Something I thought I’d lost forever:
I watched Cat Stevens perform three of his songs that marked my introspective teens on stage with a big and great band to celebrate his induction into the Rock Hall of Fame.
Yeah, I know, the event happened in April, in Brooklyn. But the four hours of acceptance speeches and musical segments — hello, Peter Gabriel, KISS, Hall and Oates, Linda Rondstadt, E Street Band and Nirvana, too — debuted on HBO Saturday night, so I fired up the DVR.
Stevens had dropped out of the popular music world quite famously to become Yusuf Islam, study art and his spiritual self, and all I was left with were the records, memories of that early 1970s burst of poetic and melodic genius and vague stories about how off-the-grid strange he may have gone.
But Art Garfunkel warmed everybody up to Stevens’ reemergence into a popular embrace with an induction speech that started with a joke — Cat’s breakout album “Tea for the Tillerman” wouldn’t have made the charts in 1971 of Art and Paul Simon hadn’t of broken up, the man had the nerve to say — and included the declaration that several personas in a man’s life are OK, a sign of strength, even.
And Yusuf Islam was charming at the podium, if a bit uncomfortable, thanking Art, thanking his family, thanking his fans, thanking his God, and cracking back with a joke about the Rock Hall having the audacity to induct somebody who doesn’t drink, do drugs and sleeps only with his wife.
Boy, did he look comfortable playing Cat Stevens songs with that guitar and great band. Two songs about leaving and a last about coming back, he made sure to point out before launching into a thunderous version his his hit “Peace Train,” complete with a gospel chorus.
I got chills.
I have a new set of Cat Stevens memories. In high def. The show remains on the DVR.
Later came Bruce Springsteen inducting his E Street Band.
Memories of this band, I have plenty, just about 40 live concerts strong now.
Springsteen was eloquent, illuminating, confessional, as he talked of the many decades of time that he’s shared with these musicians who’ve become the friends — and wife — of his life.
I loved seeing Vini “Mad Dog” Lopez back behind the drums and David Sancious again working the keyboards, two original members who left the band as years moved by. I bowed for all these folks I’ve watched and heard do so many marvelous things up there with Bruce. I realized that during those 21 years covering music for the big daily, I was privileged to interview three of them — Steve Van Zandt, Nils Lofgren and Max Weinberg. And I thought about how all three had great praise for their time with this band, the music that they made with this band.
I smiled as Bruce told me things I never knew.
Sancious was the only one of this big crew who ever actually lived on E Street!
I nodded as Bruce described the terms of this family, nuclear and band. He waved to Patty and children and smiled at all the musicians. They had times of great joy and times of great pain. They had years of disagreement and years of achievement. They helped each other in big and small ways, and they hurt each other in small and big ways.

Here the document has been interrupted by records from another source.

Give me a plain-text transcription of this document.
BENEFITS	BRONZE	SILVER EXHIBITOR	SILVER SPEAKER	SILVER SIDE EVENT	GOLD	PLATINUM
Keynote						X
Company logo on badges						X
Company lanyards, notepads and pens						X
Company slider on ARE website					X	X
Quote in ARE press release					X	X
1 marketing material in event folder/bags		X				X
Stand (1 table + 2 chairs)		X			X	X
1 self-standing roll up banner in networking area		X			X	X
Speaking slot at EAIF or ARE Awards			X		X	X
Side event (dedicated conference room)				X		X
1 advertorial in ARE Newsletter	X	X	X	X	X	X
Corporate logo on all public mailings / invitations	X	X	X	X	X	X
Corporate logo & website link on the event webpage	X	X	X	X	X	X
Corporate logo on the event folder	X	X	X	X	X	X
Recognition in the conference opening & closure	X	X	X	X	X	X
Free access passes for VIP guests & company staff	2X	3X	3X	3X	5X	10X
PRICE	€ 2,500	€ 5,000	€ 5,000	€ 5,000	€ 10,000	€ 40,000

Springsteen talked of the night before his induction into the Rock Hall a decade ago, when Steven visited him and disclosed his innermost thought that the E Street Band should really be going in the next day alongside Bruce. Bruce said he thought about that statement and decided that rules are rules, and went on with his sole reward.
Bruce Springsteen has regrets.
He was honored to be at last welcome the best band in rock and roll into the hall with him.
But two most important E Streeters were not there to share the moment, keyboardist Danny Federici and sax man Clarence Clemons, both gone too soon.
Bruce sighed. Winced. Bowed his head.
That great, big band of musicians played “The E Street Shuffle.”
Redemption and faith restored. On my DVR.
Who’s your favorite in the Rock Hall of Fame class of 2014? Did you dig the music of Cat Stevens? Do you think Bruce Springsteen should have not accepted his induction into the Rock Hall a decade ago without the E Street Band?